Why shouldn’t the world forget and let this be over?
A. So, some people do want to forget. Others will say that it did not happen. For those reasons, it must never be forgotten. This is the biggest crime in the history of the world.
As Walsh states, how could humanity have stood by and let that happen?
Does my work, the hard work I do, do anything against the forgetting?
A.The most impressionable minds in the world are those of the youth. It is they who the Nazis “educated”; it made it easier for the crimes to be committed. This is why they must hear now.
The work that you, and I do, has an impression. I hope to continue this work after you must slow down. Please remember that.
You are a historian, should the memory be kept?
A.The memory must be kept. As educators it is our duty to keep it alive. We must fight those who trivialize or denigrate its importance.

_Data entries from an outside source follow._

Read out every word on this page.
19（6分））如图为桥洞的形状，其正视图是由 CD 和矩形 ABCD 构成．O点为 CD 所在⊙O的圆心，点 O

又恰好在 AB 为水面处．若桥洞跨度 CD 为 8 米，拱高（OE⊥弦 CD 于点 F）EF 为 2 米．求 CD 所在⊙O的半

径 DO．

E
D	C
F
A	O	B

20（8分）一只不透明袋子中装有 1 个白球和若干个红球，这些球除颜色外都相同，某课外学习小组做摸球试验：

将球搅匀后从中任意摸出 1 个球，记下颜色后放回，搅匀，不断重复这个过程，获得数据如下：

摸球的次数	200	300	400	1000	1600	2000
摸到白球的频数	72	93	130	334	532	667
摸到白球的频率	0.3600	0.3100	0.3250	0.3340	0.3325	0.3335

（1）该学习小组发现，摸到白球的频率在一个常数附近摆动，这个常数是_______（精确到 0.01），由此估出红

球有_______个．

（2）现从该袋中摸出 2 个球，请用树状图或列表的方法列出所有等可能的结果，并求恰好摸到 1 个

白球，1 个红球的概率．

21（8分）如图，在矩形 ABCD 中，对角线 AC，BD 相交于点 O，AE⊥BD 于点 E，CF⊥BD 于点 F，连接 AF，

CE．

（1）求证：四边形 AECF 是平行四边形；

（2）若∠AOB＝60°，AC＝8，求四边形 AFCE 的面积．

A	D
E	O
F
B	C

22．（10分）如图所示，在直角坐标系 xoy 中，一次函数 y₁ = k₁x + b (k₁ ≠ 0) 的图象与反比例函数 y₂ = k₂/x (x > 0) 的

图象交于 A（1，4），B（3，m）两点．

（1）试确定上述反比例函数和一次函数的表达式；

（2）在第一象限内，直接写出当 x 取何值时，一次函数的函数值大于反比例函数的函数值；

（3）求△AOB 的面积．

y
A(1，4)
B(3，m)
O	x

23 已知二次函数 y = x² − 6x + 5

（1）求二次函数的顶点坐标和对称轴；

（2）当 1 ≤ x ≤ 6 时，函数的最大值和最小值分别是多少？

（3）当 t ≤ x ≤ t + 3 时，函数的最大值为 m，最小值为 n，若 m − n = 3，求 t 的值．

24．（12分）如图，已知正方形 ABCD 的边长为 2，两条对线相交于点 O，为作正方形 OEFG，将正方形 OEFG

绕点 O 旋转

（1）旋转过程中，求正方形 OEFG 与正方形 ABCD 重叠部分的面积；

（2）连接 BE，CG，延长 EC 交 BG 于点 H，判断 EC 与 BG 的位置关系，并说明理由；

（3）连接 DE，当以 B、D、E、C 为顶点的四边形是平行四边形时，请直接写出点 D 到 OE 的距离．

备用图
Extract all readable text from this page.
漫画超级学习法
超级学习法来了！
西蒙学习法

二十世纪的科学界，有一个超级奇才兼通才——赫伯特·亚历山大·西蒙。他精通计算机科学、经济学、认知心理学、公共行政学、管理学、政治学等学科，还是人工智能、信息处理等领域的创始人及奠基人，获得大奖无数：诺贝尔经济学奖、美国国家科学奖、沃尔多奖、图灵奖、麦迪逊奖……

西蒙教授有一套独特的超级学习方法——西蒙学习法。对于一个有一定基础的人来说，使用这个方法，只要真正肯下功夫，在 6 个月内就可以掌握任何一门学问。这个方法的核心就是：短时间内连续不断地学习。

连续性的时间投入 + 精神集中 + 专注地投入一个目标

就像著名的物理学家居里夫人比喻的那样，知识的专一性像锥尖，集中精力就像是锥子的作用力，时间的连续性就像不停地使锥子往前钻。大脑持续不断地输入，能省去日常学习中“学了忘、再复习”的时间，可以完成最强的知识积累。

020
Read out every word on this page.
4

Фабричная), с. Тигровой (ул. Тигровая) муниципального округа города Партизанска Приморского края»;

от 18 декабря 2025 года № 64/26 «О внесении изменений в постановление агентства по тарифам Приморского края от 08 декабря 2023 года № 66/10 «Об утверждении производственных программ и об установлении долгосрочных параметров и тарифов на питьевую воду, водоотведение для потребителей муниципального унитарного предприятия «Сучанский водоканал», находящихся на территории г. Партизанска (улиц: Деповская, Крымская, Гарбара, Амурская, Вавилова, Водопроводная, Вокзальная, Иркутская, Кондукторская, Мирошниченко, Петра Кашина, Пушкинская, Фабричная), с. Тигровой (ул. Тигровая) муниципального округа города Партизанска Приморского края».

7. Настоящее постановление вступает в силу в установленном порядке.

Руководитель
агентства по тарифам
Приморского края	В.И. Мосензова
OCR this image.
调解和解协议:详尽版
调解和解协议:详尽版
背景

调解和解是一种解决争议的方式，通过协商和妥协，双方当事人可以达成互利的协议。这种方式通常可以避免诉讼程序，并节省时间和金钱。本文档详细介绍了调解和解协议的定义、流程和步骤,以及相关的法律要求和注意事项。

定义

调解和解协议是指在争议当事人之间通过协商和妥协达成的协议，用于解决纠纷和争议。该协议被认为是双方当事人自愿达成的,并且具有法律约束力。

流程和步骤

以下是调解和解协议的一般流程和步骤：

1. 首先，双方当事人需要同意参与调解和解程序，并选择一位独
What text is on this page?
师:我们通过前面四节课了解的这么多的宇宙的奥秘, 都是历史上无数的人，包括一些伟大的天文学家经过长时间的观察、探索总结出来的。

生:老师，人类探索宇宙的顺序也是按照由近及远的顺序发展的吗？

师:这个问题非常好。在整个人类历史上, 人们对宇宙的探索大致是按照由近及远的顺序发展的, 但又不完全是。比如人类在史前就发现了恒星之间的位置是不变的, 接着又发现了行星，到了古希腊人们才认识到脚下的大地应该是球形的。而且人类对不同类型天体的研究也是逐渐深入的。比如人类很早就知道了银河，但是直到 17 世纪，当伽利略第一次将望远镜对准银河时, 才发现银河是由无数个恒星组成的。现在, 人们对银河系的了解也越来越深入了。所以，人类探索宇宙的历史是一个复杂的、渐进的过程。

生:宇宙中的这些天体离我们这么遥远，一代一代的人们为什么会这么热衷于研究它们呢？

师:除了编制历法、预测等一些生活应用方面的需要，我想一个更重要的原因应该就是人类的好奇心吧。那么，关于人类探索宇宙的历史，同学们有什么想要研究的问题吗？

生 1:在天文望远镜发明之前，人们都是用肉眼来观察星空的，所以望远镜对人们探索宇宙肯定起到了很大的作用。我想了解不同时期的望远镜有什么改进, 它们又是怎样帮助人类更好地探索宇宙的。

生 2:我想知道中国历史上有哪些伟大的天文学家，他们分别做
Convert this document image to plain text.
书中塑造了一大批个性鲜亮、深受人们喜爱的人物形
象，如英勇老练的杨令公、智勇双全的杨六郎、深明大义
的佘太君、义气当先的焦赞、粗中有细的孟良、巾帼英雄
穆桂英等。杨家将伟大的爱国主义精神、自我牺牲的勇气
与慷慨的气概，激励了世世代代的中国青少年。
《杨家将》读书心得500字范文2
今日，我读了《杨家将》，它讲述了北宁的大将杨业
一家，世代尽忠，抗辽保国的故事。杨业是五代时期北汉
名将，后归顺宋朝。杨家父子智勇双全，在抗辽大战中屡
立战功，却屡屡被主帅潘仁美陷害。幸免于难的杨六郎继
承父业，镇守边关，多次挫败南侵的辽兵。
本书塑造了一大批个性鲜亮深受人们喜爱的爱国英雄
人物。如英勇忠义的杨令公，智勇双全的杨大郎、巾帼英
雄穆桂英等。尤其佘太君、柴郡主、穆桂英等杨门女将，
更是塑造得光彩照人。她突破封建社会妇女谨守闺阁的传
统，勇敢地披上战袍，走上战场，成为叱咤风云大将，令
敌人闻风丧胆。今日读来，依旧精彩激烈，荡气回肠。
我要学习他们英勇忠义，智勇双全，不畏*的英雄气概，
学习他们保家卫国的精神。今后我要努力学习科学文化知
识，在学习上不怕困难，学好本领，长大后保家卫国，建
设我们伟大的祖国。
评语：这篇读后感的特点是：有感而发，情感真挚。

Is there a proper way to keep the memory?
A.There is no one way except to be open to the discussion of humanity and how humans could do this to one another. We must also bear in mind however, that the soldiers who helped the suffering to new life bore their own pains in doing so, yet also made a choice to redeem humanity. Some did not sleep soundly for years.
I think this is so, and also must not be forgotten. The war brought out the most evil in the world. But I think it also revealed some goodness in the form of the soldiers who liberated or otherwise cared for the victims.
Who should be documenting everything, the “victim” or the “aggressor”?
A.The aggressor fades from memory. New generations asks questions. It is true that some are bothered by the questions. But the young will always be curious and want to know- is this a stain on the German people? I know some Germans today who work very hard to keep the memory alive, as you also do.
The victims give the testimony. This is all they can do. But it is the evidence of the crime, and one that new generations must work with. That is why your work is so important.
Who is in charge of making the conclusions?
A.I would say that institutions such as the United States Holocaust Memorial Museum and Yad Vashem are the world leaders in this area. I have been trained, well, I should hope, by the USHMM. I do not know enough about the German institutions but I hope to raise enough funds to travel to the camps and study there this summer.